At the funeral of his long-time friend Otto Graham in December 2003, Steinbrenner fainted, leading to extensive media speculation that he was in ill health.
After a public chastising of Yankees shortstop Derek Jeter for "partying too much", the two appeared in a Visa commercial club-hopping. A 2004 Visa commercial depicted Steinbrenner in the trainer's room at Yankee Stadium, suffering from an arm injury, unable to sign any checks, including that of his then-current manager Joe Torre, who spends most of the commercial treating Steinbrenner as if he were an important player.

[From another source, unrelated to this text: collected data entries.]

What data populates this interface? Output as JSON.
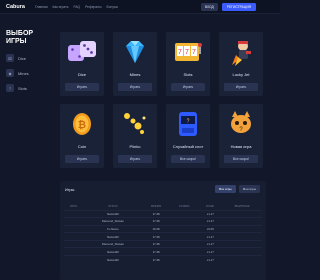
{
  "header": {
    "logo": "Cabura",
    "nav": [
      "Главная",
      "Как играть",
      "FAQ",
      "Рефералы",
      "Бонусы"
    ],
    "login_label": "ВХОД",
    "register_label": "РЕГИСТРАЦИЯ"
  },
  "sidebar": {
    "title": "ВЫБОР ИГРЫ",
    "items": [
      {
        "label": "Dice",
        "icon": "dice-icon"
      },
      {
        "label": "Mines",
        "icon": "mines-icon"
      },
      {
        "label": "Slots",
        "icon": "slots-icon"
      }
    ]
  },
  "games": [
    {
      "name": "Dice",
      "button": "Играть",
      "icon": "dice-icon"
    },
    {
      "name": "Mines",
      "button": "Играть",
      "icon": "diamond-icon"
    },
    {
      "name": "Slots",
      "button": "Играть",
      "icon": "slot-machine-icon"
    },
    {
      "name": "Lucky Jet",
      "button": "Играть",
      "icon": "jetpack-icon"
    },
    {
      "name": "Coin",
      "button": "Играть",
      "icon": "coin-icon"
    },
    {
      "name": "Plinko",
      "button": "Играть",
      "icon": "plinko-icon"
    },
    {
      "name": "Случайный слот",
      "button": "Все скоро!",
      "icon": "random-slot-icon"
    },
    {
      "name": "Новая игра",
      "button": "Все скоро!",
      "icon": "cat-icon"
    }
  ],
  "history": {
    "title": "Игры",
    "tabs": [
      "Все игры",
      "Мои игры"
    ],
    "columns": [
      "ИГРА",
      "ИГРОК",
      "ВРЕМЯ",
      "СТАВКА",
      "КОЭФ.",
      "ВЫИГРЫШ"
    ],
    "rows": [
      [
        "",
        "Naruto99",
        "17:48",
        "",
        "x1.17",
        ""
      ],
      [
        "",
        "Diamond_Slotsan",
        "17:48",
        "",
        "x1.17",
        ""
      ],
      [
        "",
        "Fo Name",
        "16:28",
        "",
        "x0.05",
        ""
      ],
      [
        "",
        "Naruto99",
        "17:48",
        "",
        "x1.17",
        ""
      ],
      [
        "",
        "Diamond_Slotsan",
        "17:48",
        "",
        "x1.17",
        ""
      ],
      [
        "",
        "Naruto99",
        "17:48",
        "",
        "x1.17",
        ""
      ],
      [
        "",
        "Naruto99",
        "17:48",
        "",
        "x1.17",
        ""
      ]
    ]
  },
  "colors": {
    "background": "#121829",
    "card": "#1a2238",
    "accent": "#3b5bff"
  }
}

Steinbrenner also was a fan of professional wrestling. He wrote the foreword of the 2005 Dusty Rhodes autobiography and was a regular at old Tampa Armory cards in the 1970s and 1980s. In March 1989, he appeared in the front row of the WWF's Saturday Night's Main Event broadcast, even interacting with manager Bobby "The Brain" Heenan at one point (Heenan remarked about the guy he managed in the ring at the time to Steinbrenner "I've got a ring full of Winfield"). In December 1990, Steinbrenner made another appearance on WWF TV in the front row during a Superstars of Wrestling TV taping held in Tampa's SunDome. Once again he interacted with Heenan and the Wrestler he was managing at the time Curt Hennig. At WWF WrestleMania 7, Steinbrenner, WWF owner Vince McMahon, and NFL announcer Paul Maguire filmed a skit with the trio debating instant replay. He was also present in the front row of an edition of WCW Monday Nitro in 1996, and in the front row of another edition as well early 1998, when the event took place in Tampa.
From 2006 to his death, George Steinbrenner spent most of his time in Tampa, Florida. After the 2007 season and the decision not to bring back manager Joe Torre, Steinbrenner was in poor enough health that he officially retired and handed control of the Yankees to his sons Hank and Hal Steinbrenner. Hank in particular shows similar traits to his Father.

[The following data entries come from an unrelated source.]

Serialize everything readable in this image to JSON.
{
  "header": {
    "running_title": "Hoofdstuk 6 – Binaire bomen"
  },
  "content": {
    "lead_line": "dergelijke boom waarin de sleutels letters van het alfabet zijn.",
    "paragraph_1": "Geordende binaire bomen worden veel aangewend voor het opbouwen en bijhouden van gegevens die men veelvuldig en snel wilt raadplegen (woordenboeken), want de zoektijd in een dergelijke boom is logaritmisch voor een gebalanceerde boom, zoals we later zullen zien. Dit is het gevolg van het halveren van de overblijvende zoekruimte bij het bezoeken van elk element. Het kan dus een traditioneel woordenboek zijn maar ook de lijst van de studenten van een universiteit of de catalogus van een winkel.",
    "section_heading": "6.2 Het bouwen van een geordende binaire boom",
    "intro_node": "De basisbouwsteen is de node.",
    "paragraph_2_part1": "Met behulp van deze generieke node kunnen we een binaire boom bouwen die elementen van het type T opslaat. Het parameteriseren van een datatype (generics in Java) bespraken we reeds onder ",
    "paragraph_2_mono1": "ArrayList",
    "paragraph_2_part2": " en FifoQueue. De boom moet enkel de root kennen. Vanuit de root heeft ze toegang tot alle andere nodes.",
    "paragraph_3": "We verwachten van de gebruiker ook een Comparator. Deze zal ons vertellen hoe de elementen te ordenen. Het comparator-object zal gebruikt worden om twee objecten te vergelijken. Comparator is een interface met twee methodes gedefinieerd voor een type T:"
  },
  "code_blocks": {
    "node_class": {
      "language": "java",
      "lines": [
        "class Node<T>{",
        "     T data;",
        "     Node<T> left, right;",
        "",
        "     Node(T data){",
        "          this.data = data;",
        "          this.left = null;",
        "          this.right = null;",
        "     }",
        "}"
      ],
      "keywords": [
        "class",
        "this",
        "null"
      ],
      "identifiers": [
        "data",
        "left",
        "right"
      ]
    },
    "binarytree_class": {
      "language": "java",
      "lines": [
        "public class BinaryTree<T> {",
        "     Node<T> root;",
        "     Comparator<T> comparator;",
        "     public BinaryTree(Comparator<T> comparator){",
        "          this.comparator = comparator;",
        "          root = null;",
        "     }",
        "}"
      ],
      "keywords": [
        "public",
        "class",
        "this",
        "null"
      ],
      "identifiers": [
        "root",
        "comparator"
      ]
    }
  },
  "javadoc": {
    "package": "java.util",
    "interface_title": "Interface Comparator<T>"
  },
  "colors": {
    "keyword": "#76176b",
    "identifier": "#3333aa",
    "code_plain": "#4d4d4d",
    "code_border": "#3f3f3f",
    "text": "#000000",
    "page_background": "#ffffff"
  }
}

After ceding day-to-day control of the team, Steinbrenner made few public appearances and gave no interviews. Associates and family members refused to comment on rampant speculation concerning his declining health, specifically rumors that he was suffering from Alzheimer's disease. A 2007 interviewer said: "He doesn’t look all right. In fact, he looks dreadful. His body is bloated; his jawline has slackened into a triple chin; his skin looks as if a dry-cleaner bag has been stretched over it. Steinbrenner’s face, pale and swollen, has a curiously undefined look. His features seem frozen in a permanent rictus of careworn disbelief." The Yankees went to great lengths to prevent anyone outside Steinbrenner's immediate family and closest Business associates from speaking to him, or even getting a glimpse of him on the rare occasions when he made an appearance at Yankee Stadium. Temporary curtains were set up to block views of his entry and exit routes, and no one was allowed near the vehicles transporting him. The press elevator carrying media members downstairs to the interview areas were shut down before he arrived, and again toward the end of the game while he departed.

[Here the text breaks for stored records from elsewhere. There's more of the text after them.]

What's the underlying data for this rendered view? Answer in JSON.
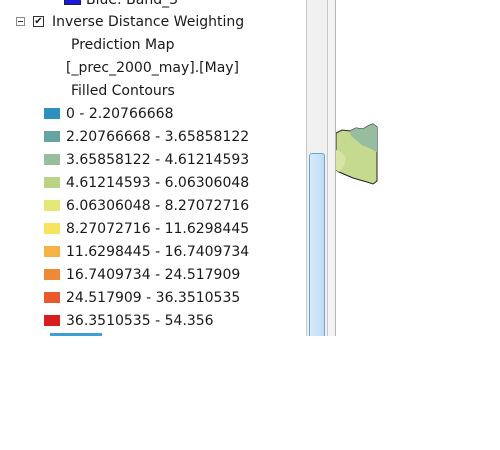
{
  "toc": {
    "prev_layer": {
      "band_label": "Blue:   Band_3",
      "swatch_color": "#1a1ad8"
    },
    "layer": {
      "name": "Inverse Distance Weighting",
      "checked": true,
      "check_glyph": "✔",
      "expander_icon": "collapse-minus-icon",
      "checkbox_icon": "checkbox-checked-icon"
    },
    "symbology_heading_1": "Prediction Map",
    "symbology_heading_2": "[_prec_2000_may].[May]",
    "symbology_heading_3": "Filled Contours",
    "legend_items": [
      {
        "label": "0 - 2.20766668",
        "color": "#2f8fbf"
      },
      {
        "label": "2.20766668 - 3.65858122",
        "color": "#67a3a3"
      },
      {
        "label": "3.65858122 - 4.61214593",
        "color": "#98be9b"
      },
      {
        "label": "4.61214593 - 6.06306048",
        "color": "#bad384"
      },
      {
        "label": "6.06306048 - 8.27072716",
        "color": "#e4e876"
      },
      {
        "label": "8.27072716 - 11.6298445",
        "color": "#f8e35c"
      },
      {
        "label": "11.6298445 - 16.7409734",
        "color": "#f6b345"
      },
      {
        "label": "16.7409734 - 24.517909",
        "color": "#ef8935"
      },
      {
        "label": "24.517909 - 36.3510535",
        "color": "#e9592a"
      },
      {
        "label": "36.3510535 - 54.356",
        "color": "#d91d1d"
      }
    ]
  },
  "map": {
    "polygon_colors": [
      "#c5d98f",
      "#96bda0",
      "#d8e4a5"
    ]
  }
}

Steinbrenner made a rare appearance in the Bronx on the field for the 79th All-Star Game on July 15, 2008. Wearing dark glasses, he walked slowly into the stadium's media entrance with the aid of several companions, leaning upon one of them for support. He later was driven out on to the field along with his son Hal at the end of the lengthy pre-game ceremony in which the All-Stars were introduced at their fielding positions along with 49 of the 63 living Hall of Famers.
George Steinbrenner's estimated net worth was $1.15 billion in 2009 according to the Forbes 400 List in Forbes magazine issued in September 2009.
Jerry Seinfeld said after Steinbrenner's death: “Who else could be a memorable character on a television show without actually appearing on the show? You felt George even though he wasn’t there. That’s how huge a force of personality he was."